Analysts noted that if a token is launched, distribution would likely focus on developers, validators, and the broader Base community rather than retail investors.

Margin Boost from USDC Rewards Changes

The report also highlighted the potential for margin expansion as Coinbase adjusts its USDC rewards structure.

According to JPMorgan, Coinbase may reduce interest payouts for general users while reserving those rewards primarily for Coinbase One subscribers.

Such a shift could add around $374 million in annual earnings, based on current yields and interest rates.

Following the upgrade, Coinbase shares jumped more than 9% on Friday to about $353.

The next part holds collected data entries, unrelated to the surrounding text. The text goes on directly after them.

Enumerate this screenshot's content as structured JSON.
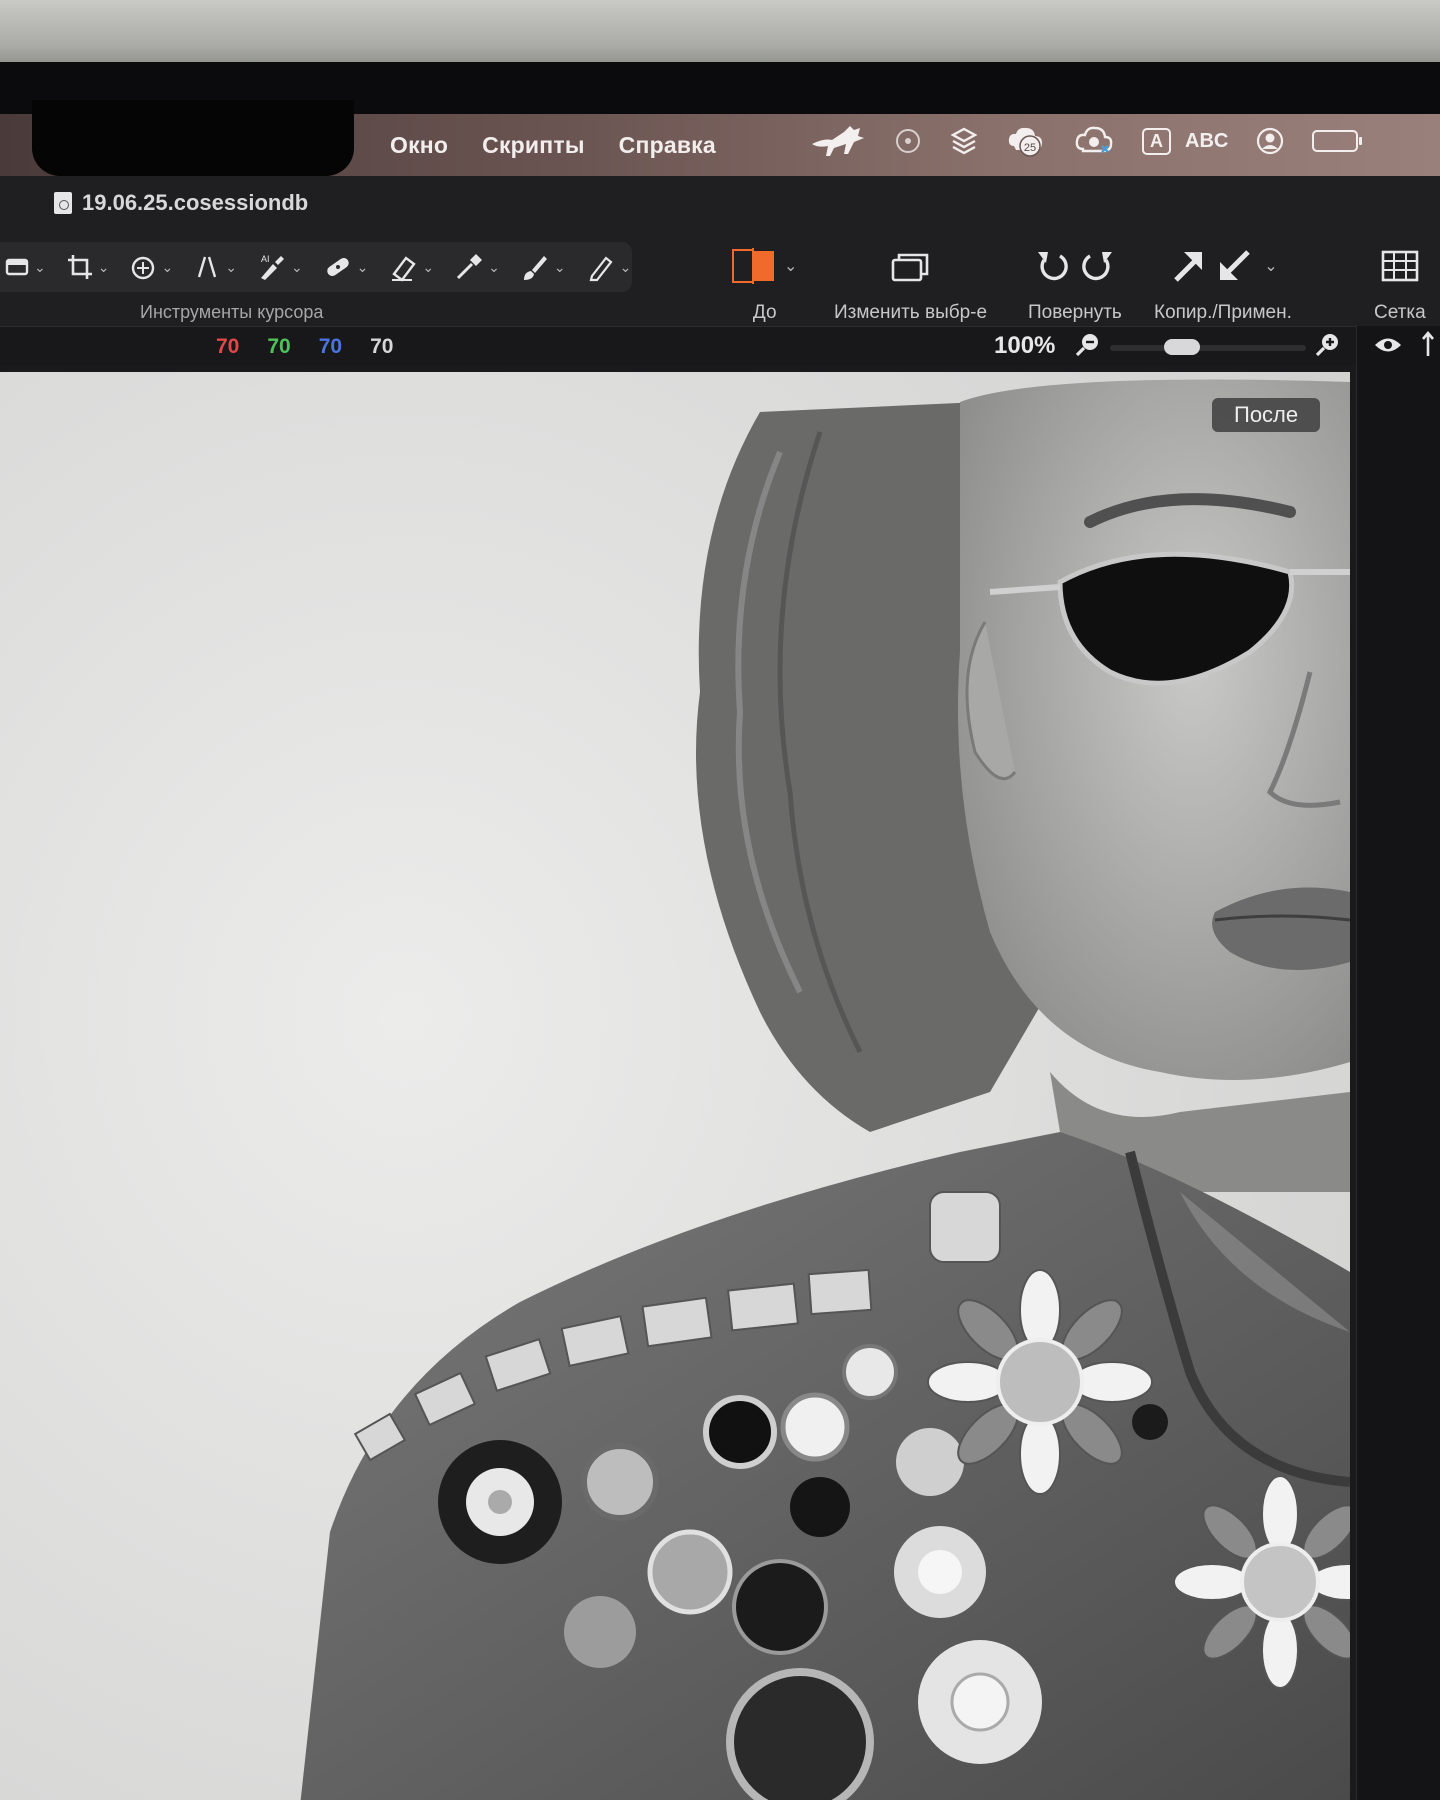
{
  "menubar": {
    "items": [
      "Окно",
      "Скрипты",
      "Справка"
    ],
    "status": {
      "notification_badge": "25",
      "input_source_box": "A",
      "input_source_label": "ABC"
    }
  },
  "document": {
    "title": "19.06.25.cosessiondb"
  },
  "toolbar": {
    "cursor_tools_label": "Инструменты курсора",
    "before_after_label": "До",
    "change_selection_label": "Изменить выбр-е",
    "rotate_label": "Повернуть",
    "copy_apply_label": "Копир./Примен.",
    "grid_label": "Сетка"
  },
  "infobar": {
    "r_value": "70",
    "g_value": "70",
    "b_value": "70",
    "l_value": "70",
    "zoom": "100%"
  },
  "viewer": {
    "after_label": "После"
  },
  "colors": {
    "accent_orange": "#f06a2c",
    "red_channel": "#e0484a",
    "green_channel": "#4fc25a",
    "blue_channel": "#4a74e0",
    "luma_channel": "#d6d6d8"
  }
}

The stock has now gained approximately 42% in 2025, pushing the company’s market capitalization to roughly $90.6 billion.

Earnings Outlook and Broader Market Context

Coinbase is set to release its third-quarter earnings report on October 30.

Analysts polled by Zacks Investment Research expect earnings of $1.06 per share — a 71% year-over-year increase — on revenue of $1.74 billion, up 44% from the same period last year.

In the previous quarter, Coinbase missed Wall Street’s profit expectations but saw solid operational progress, including a rise in stablecoin balances and higher income from stablecoin-related services.

The company’s subscription and services division remains a key growth driver, projected to contribute between $665 million and $745 million in Q3.

Regulatory Milestones Support Growth

Coinbase has also benefited from regulatory developments in Washington.

The company welcomed the approval of the GENIUS Act, which established a clearer legal framework for stablecoin usage in the United States.

In addition, the House passed a broader market structure bill seen as an early step toward comprehensive crypto regulation.

With JPMorgan’s bullish reassessment and favorable regulatory signals, Coinbase enters its next earnings report with growing investor optimism and strengthened business fundamentals.